Дверь открыла невысокая плотная женщина в толстом свитере и брюках. Дейзи понюхала мои джинсы и завиляла хвостом.
— Добрый день, чем я могу помочь, мистер…?
Глаза тоже карие, вежливо настороженные — это у них семейно-национальное.
— Меня зовут Весли Майлз, миссис Барнс, мы с Джулианом работаем вместе, он про меня не говорил?
— Боже мой, мистер Майлз, конечно, говорил! Да Вы заходите в дом!
Глаза тепло засияли в окружении лучиков морщинок, улыбка стала искренней и доброй.
— Ставьте сумку сюда. Дейзи, отойди. А Вы как у нас? Джулз не сказал, что Вы приедете.
— Он не знал. У меня срочное совещание организовалось в Лондоне, вот решил заехать. Но если я не вовремя…
— Что Вы, что Вы, мистер Майлз, даже не думайте! Джулиан с отцом в саду, чинят забор. Проходите пока в гостиную.
— Я пойду им помогу.
— Там мокро. Надевайте тогда вот эти сапоги и идите за мной, через заднюю дверь. Дейзи, оставайся дома, дорогая, на улице холодно.
— Давай еще повыше и все сядет!
— Папа, я не Гулливер! Подожди три минуты, я принесу лестницу.
— Это опять потом все заново поднимать придется! Давай, Джулз, руки повыше! Вот же дал бог сына-коротышку.
— Да я стою в яме! И вообще — не вышел ростом и лицом — спасибо матери с отцом.
— Про рост — точно не ко мне претензия.
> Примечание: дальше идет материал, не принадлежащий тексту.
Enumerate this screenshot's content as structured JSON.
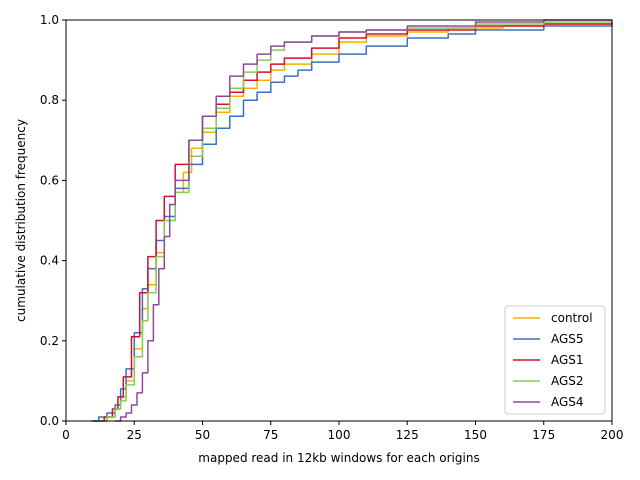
{
  "chart_data": {
    "type": "line",
    "title": "",
    "xlabel": "mapped read in 12kb windows for each origins",
    "ylabel": "cumulative distribution frequency",
    "xlim": [
      0,
      200
    ],
    "ylim": [
      0,
      1.0
    ],
    "xticks": [
      "0",
      "25",
      "50",
      "75",
      "100",
      "125",
      "150",
      "175",
      "200"
    ],
    "yticks": [
      "0.0",
      "0.2",
      "0.4",
      "0.6",
      "0.8",
      "1.0"
    ],
    "grid": false,
    "legend_position": "lower-right",
    "series": [
      {
        "name": "control",
        "color": "#f5b000",
        "points": [
          [
            12,
            0
          ],
          [
            15,
            0.01
          ],
          [
            18,
            0.03
          ],
          [
            20,
            0.06
          ],
          [
            22,
            0.1
          ],
          [
            25,
            0.18
          ],
          [
            28,
            0.28
          ],
          [
            30,
            0.34
          ],
          [
            33,
            0.42
          ],
          [
            36,
            0.5
          ],
          [
            40,
            0.57
          ],
          [
            43,
            0.62
          ],
          [
            46,
            0.68
          ],
          [
            50,
            0.72
          ],
          [
            55,
            0.77
          ],
          [
            60,
            0.81
          ],
          [
            65,
            0.83
          ],
          [
            70,
            0.85
          ],
          [
            75,
            0.875
          ],
          [
            80,
            0.89
          ],
          [
            90,
            0.915
          ],
          [
            100,
            0.945
          ],
          [
            110,
            0.96
          ],
          [
            125,
            0.97
          ],
          [
            140,
            0.98
          ],
          [
            160,
            0.985
          ],
          [
            175,
            0.99
          ],
          [
            200,
            0.995
          ]
        ]
      },
      {
        "name": "AGS5",
        "color": "#3a70c0",
        "points": [
          [
            9,
            0
          ],
          [
            12,
            0.01
          ],
          [
            15,
            0.02
          ],
          [
            18,
            0.04
          ],
          [
            20,
            0.08
          ],
          [
            22,
            0.13
          ],
          [
            25,
            0.22
          ],
          [
            28,
            0.33
          ],
          [
            30,
            0.38
          ],
          [
            33,
            0.45
          ],
          [
            36,
            0.51
          ],
          [
            40,
            0.58
          ],
          [
            45,
            0.64
          ],
          [
            50,
            0.69
          ],
          [
            55,
            0.73
          ],
          [
            60,
            0.76
          ],
          [
            65,
            0.8
          ],
          [
            70,
            0.82
          ],
          [
            75,
            0.845
          ],
          [
            80,
            0.86
          ],
          [
            85,
            0.875
          ],
          [
            90,
            0.895
          ],
          [
            100,
            0.915
          ],
          [
            110,
            0.935
          ],
          [
            125,
            0.955
          ],
          [
            140,
            0.965
          ],
          [
            150,
            0.975
          ],
          [
            175,
            0.985
          ],
          [
            200,
            0.99
          ]
        ]
      },
      {
        "name": "AGS1",
        "color": "#d0102e",
        "points": [
          [
            10,
            0
          ],
          [
            14,
            0.01
          ],
          [
            17,
            0.03
          ],
          [
            19,
            0.06
          ],
          [
            21,
            0.11
          ],
          [
            24,
            0.21
          ],
          [
            27,
            0.32
          ],
          [
            30,
            0.41
          ],
          [
            33,
            0.5
          ],
          [
            36,
            0.56
          ],
          [
            40,
            0.64
          ],
          [
            45,
            0.7
          ],
          [
            50,
            0.76
          ],
          [
            55,
            0.79
          ],
          [
            60,
            0.82
          ],
          [
            65,
            0.85
          ],
          [
            70,
            0.87
          ],
          [
            75,
            0.89
          ],
          [
            80,
            0.905
          ],
          [
            90,
            0.93
          ],
          [
            100,
            0.955
          ],
          [
            110,
            0.965
          ],
          [
            125,
            0.975
          ],
          [
            150,
            0.985
          ],
          [
            175,
            0.99
          ],
          [
            200,
            0.995
          ]
        ]
      },
      {
        "name": "AGS2",
        "color": "#88cc55",
        "points": [
          [
            11,
            0
          ],
          [
            15,
            0.01
          ],
          [
            18,
            0.03
          ],
          [
            20,
            0.05
          ],
          [
            22,
            0.09
          ],
          [
            25,
            0.16
          ],
          [
            28,
            0.25
          ],
          [
            30,
            0.32
          ],
          [
            33,
            0.41
          ],
          [
            36,
            0.5
          ],
          [
            40,
            0.57
          ],
          [
            45,
            0.66
          ],
          [
            50,
            0.73
          ],
          [
            55,
            0.78
          ],
          [
            60,
            0.83
          ],
          [
            65,
            0.87
          ],
          [
            70,
            0.9
          ],
          [
            75,
            0.925
          ],
          [
            80,
            0.945
          ],
          [
            90,
            0.96
          ],
          [
            100,
            0.97
          ],
          [
            110,
            0.975
          ],
          [
            125,
            0.98
          ],
          [
            150,
            0.99
          ],
          [
            175,
            0.995
          ],
          [
            200,
            1.0
          ]
        ]
      },
      {
        "name": "AGS4",
        "color": "#8e4a9a",
        "points": [
          [
            18,
            0
          ],
          [
            20,
            0.01
          ],
          [
            22,
            0.02
          ],
          [
            24,
            0.04
          ],
          [
            26,
            0.07
          ],
          [
            28,
            0.12
          ],
          [
            30,
            0.2
          ],
          [
            32,
            0.29
          ],
          [
            34,
            0.38
          ],
          [
            36,
            0.46
          ],
          [
            38,
            0.54
          ],
          [
            40,
            0.6
          ],
          [
            45,
            0.7
          ],
          [
            50,
            0.76
          ],
          [
            55,
            0.81
          ],
          [
            60,
            0.86
          ],
          [
            65,
            0.89
          ],
          [
            70,
            0.915
          ],
          [
            75,
            0.935
          ],
          [
            80,
            0.945
          ],
          [
            90,
            0.96
          ],
          [
            100,
            0.97
          ],
          [
            110,
            0.975
          ],
          [
            125,
            0.985
          ],
          [
            150,
            0.995
          ],
          [
            175,
            1.0
          ],
          [
            200,
            1.0
          ]
        ]
      }
    ]
  }
}
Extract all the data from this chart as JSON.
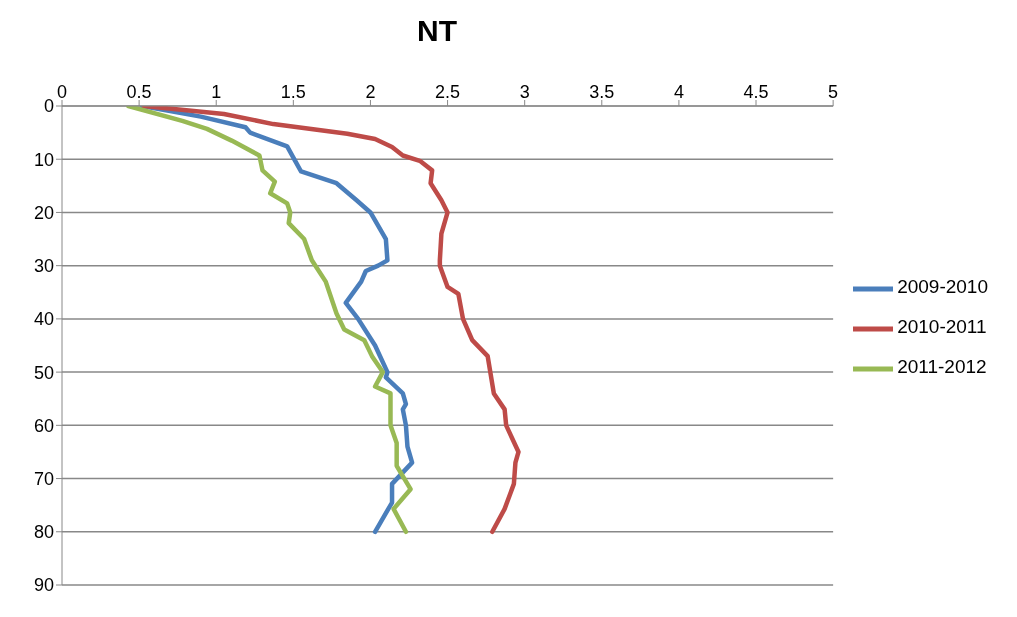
{
  "chart_data": {
    "type": "line",
    "title": "NT",
    "xlim": [
      0,
      5
    ],
    "xticks": [
      0,
      0.5,
      1,
      1.5,
      2,
      2.5,
      3,
      3.5,
      4,
      4.5,
      5
    ],
    "ylim": [
      90,
      0
    ],
    "yticks": [
      0,
      10,
      20,
      30,
      40,
      50,
      60,
      70,
      80,
      90
    ],
    "grid": "y",
    "legend": "right",
    "marker": "none",
    "line_style": "solid",
    "series": [
      {
        "name": "2009-2010",
        "color": "#4a7ebb",
        "x": [
          0.52,
          0.9,
          1.19,
          1.22,
          1.46,
          1.51,
          1.55,
          1.78,
          1.91,
          2.0,
          2.1,
          2.11,
          2.05,
          1.97,
          1.94,
          1.84,
          1.92,
          2.03,
          2.11,
          2.1,
          2.21,
          2.23,
          2.21,
          2.23,
          2.24,
          2.27,
          2.14,
          2.14,
          2.03
        ],
        "values": [
          0,
          2,
          4,
          5,
          7.6,
          10.2,
          12.3,
          14.5,
          17.7,
          20,
          25,
          29,
          30,
          31,
          33,
          37,
          40,
          45,
          50,
          51,
          54,
          56,
          57,
          60,
          64,
          67,
          71,
          74.5,
          80
        ]
      },
      {
        "name": "2010-2011",
        "color": "#be4b48",
        "x": [
          0.53,
          1.05,
          1.37,
          1.85,
          2.03,
          2.14,
          2.21,
          2.32,
          2.4,
          2.39,
          2.46,
          2.5,
          2.46,
          2.45,
          2.45,
          2.5,
          2.57,
          2.6,
          2.66,
          2.76,
          2.8,
          2.87,
          2.88,
          2.96,
          2.94,
          2.93,
          2.87,
          2.79
        ],
        "values": [
          0,
          1.5,
          3.4,
          5.2,
          6.2,
          7.7,
          9.3,
          10.3,
          12.1,
          14.5,
          17.7,
          20,
          24,
          29,
          30,
          34,
          35.3,
          40,
          44,
          47,
          54,
          57,
          60,
          65,
          67,
          71,
          75.7,
          80
        ]
      },
      {
        "name": "2011-2012",
        "color": "#98b954",
        "x": [
          0.43,
          0.78,
          0.94,
          1.1,
          1.28,
          1.3,
          1.38,
          1.35,
          1.46,
          1.48,
          1.47,
          1.57,
          1.62,
          1.71,
          1.78,
          1.83,
          1.96,
          2.01,
          2.08,
          2.03,
          2.13,
          2.13,
          2.17,
          2.17,
          2.26,
          2.15,
          2.23
        ],
        "values": [
          0,
          2.8,
          4.3,
          6.5,
          9.3,
          12.1,
          14.2,
          16.4,
          18.3,
          20,
          22,
          25,
          29,
          33,
          39,
          42,
          44,
          47,
          50,
          52.7,
          54,
          60,
          63.3,
          67.6,
          72,
          75.7,
          80
        ]
      }
    ]
  }
}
Ну вот видишь, можешь ведь! Достал!
Джулиан посмотрел на меня, как Золушка, к которой приехал владелец обувного магазина. Я отряхнул руки от грязного заборного полотна.
— Просыпайся, Джулз, не тормози, еще три панели осталось! День добрый, молодой человек, кто будешь такой?
— Весли Майлз, добрый день, мистер Барнс.
— А, начальник-янки. Мы сейчас закончим — и можешь его забирать. Давай, сын, поживее, тебя все ждут.
— Я помогу, мистер Барнс, нет проблем.
— Хм, ну помоги, коль не шутишь, габаритов ты правильных. Джулз, скажи матери, что мы через десять минут придем обедать! И кофе сам свари, а то у нее вечно бурда какая-то получается.
— Так точно, господин главный садовник! Вот мои перчатки, господин капитан! Удачно вам забор построить, я этот этап уже давно прошел.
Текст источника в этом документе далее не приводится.